Before taking Avandia, tell your doctor if you have congestive heart failure or heart disease, a history of heart attack or stroke, liver disease, or eye problems caused by diabetes.
Know the signs of low blood sugar (hypoglycemia) and how to recognize them, including hunger, headache, confusion, irritability, drowsiness, weakness, dizziness, tremors, sweating, fast heartbeat, seizure (convulsions), fainting, or coma (severe hypoglycemia can be fatal). Always keep a source of sugar available in case you have symptoms of low blood sugar.

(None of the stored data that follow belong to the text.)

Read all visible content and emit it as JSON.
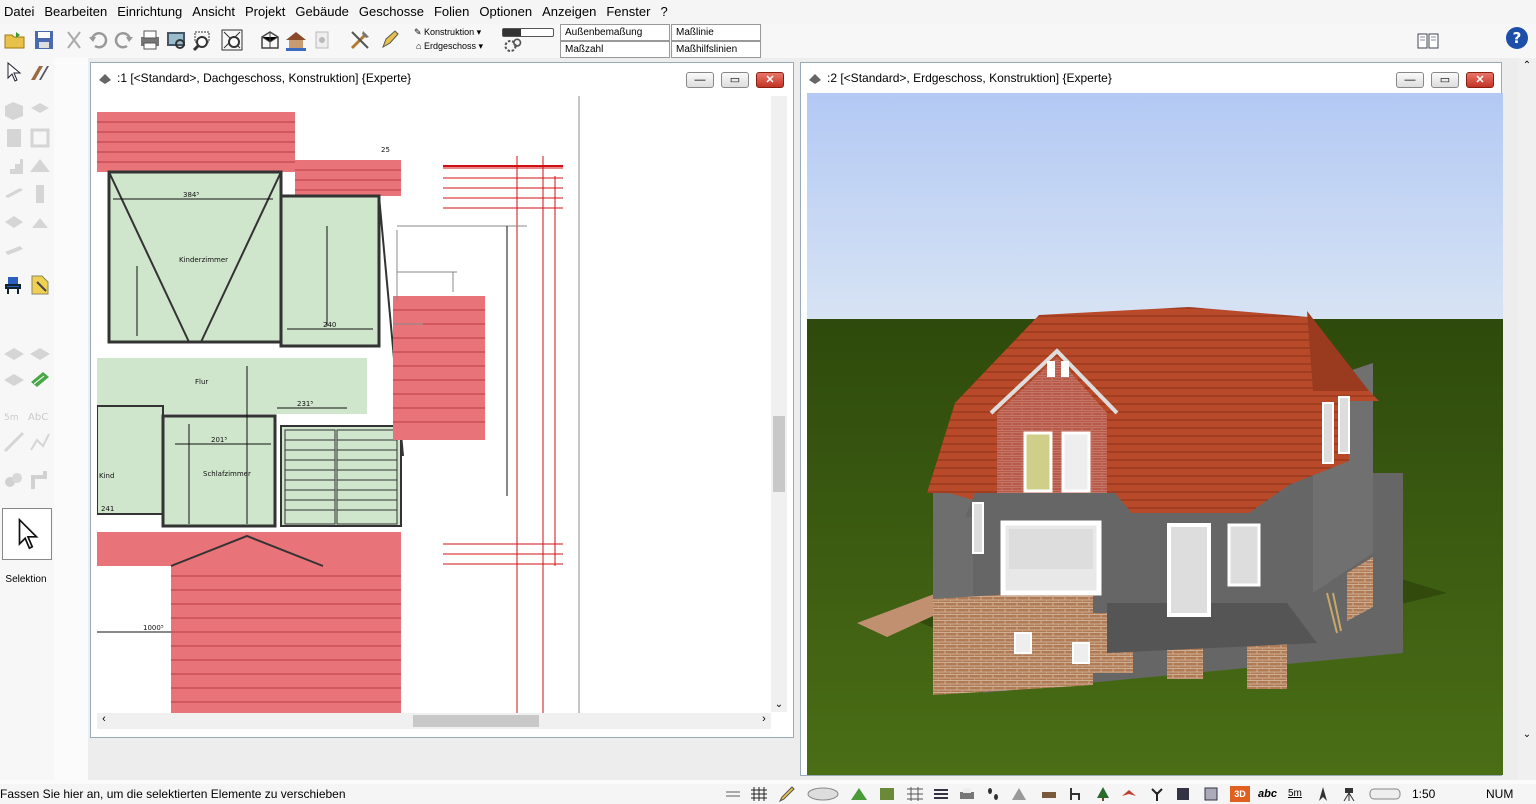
{
  "menu": [
    "Datei",
    "Bearbeiten",
    "Einrichtung",
    "Ansicht",
    "Projekt",
    "Gebäude",
    "Geschosse",
    "Folien",
    "Optionen",
    "Anzeigen",
    "Fenster",
    "?"
  ],
  "toolbar": {
    "layer_dropdown": "Konstruktion",
    "floor_dropdown": "Erdgeschoss",
    "dim_fields": [
      "Außenbemaßung",
      "Maßlinie",
      "Maßzahl",
      "Maßhilfslinien"
    ]
  },
  "palette": {
    "selection_label": "Selektion"
  },
  "window1": {
    "title": ":1 [<Standard>, Dachgeschoss, Konstruktion] {Experte}",
    "buttons": {
      "minimize": "—",
      "maximize": "▭",
      "close": "✕"
    },
    "plan_labels": {
      "dim1": "384⁵",
      "dim2": "240",
      "dim3": "231⁵",
      "dim4": "201⁵",
      "dim5": "1000⁵",
      "room1": "Kinderzimmer",
      "room2": "Flur",
      "room3": "Schlafzimmer",
      "room4": "Kind",
      "dim6": "25",
      "dim7": "241"
    }
  },
  "window2": {
    "title": ":2 [<Standard>, Erdgeschoss, Konstruktion] {Experte}",
    "buttons": {
      "minimize": "—",
      "maximize": "▭",
      "close": "✕"
    }
  },
  "statusbar": {
    "message": "Fassen Sie hier an, um die selektierten Elemente zu verschieben",
    "text_tool": "abc",
    "dim_tool": "5m",
    "badge": "3D",
    "scale": "1:50",
    "num": "NUM"
  },
  "colors": {
    "roof": "#b84a2a",
    "grass": "#3f5e10",
    "sky_top": "#b3c9f4",
    "plan_room": "#cfe6cc",
    "plan_roof": "#e8747a"
  }
}
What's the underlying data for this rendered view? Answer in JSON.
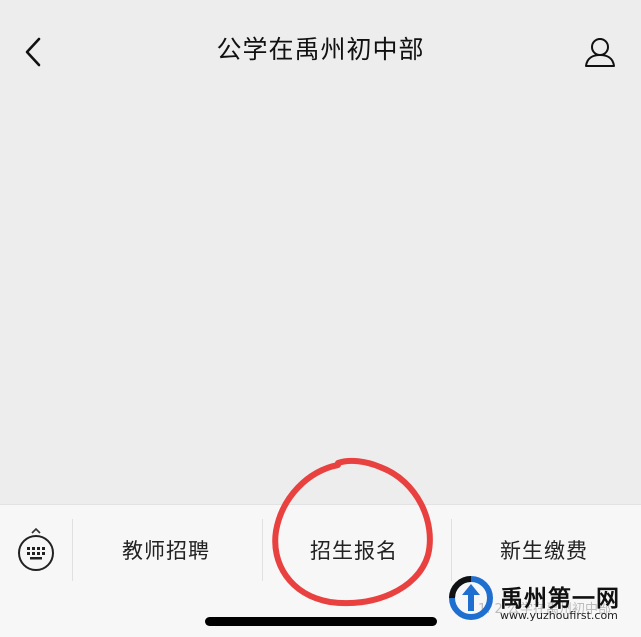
{
  "header": {
    "title": "公学在禹州初中部",
    "back_icon": "chevron-left-icon",
    "profile_icon": "person-outline-icon"
  },
  "menu": {
    "keyboard_icon": "keyboard-icon",
    "items": [
      {
        "label": "教师招聘"
      },
      {
        "label": "招生报名"
      },
      {
        "label": "新生缴费"
      }
    ],
    "highlighted_item": "招生报名",
    "highlight_color": "#e8413f"
  },
  "watermark": {
    "name": "禹州第一网",
    "url": "www.yuzhoufirst.com",
    "faint_text": "1. 2 公学在禹州初中部",
    "logo_colors": [
      "#1f6fd0",
      "#111111"
    ]
  },
  "colors": {
    "page_bg": "#ededed",
    "bar_bg": "#f7f7f7"
  }
}
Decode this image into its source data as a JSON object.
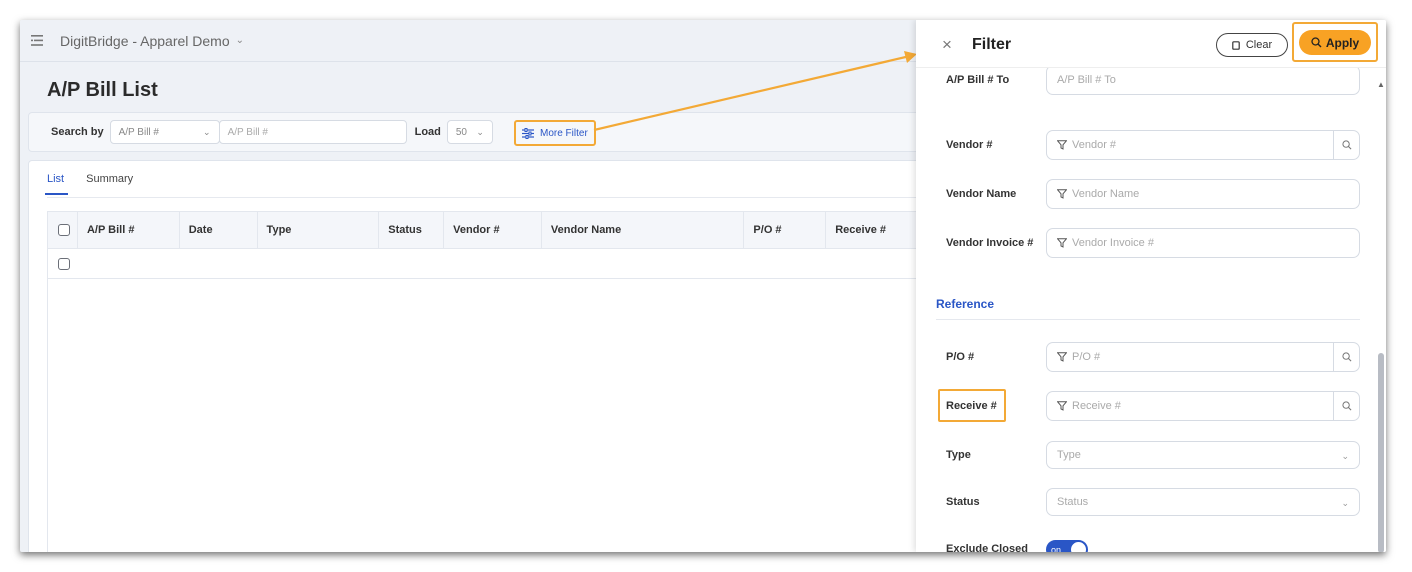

Some women using Avandia have started having menstrual periods, even after not having a period for a long time due to a medical condition. You may be able to get pregnant if your periods restart. Talk with your doctor about the need for birth control. Women may also be more likely than men to have bone fractures in the upper arm, hand, or foot while taking Avandia. Talk with your doctor if you are concerned about this possibility.
Taking certain oral diabetes medications may increase your risk of serious heart problems. However, not treating your diabetes can damage your heart and other organs. Talk to your doctor about the risks and benefits of treating your diabetes with Avandia.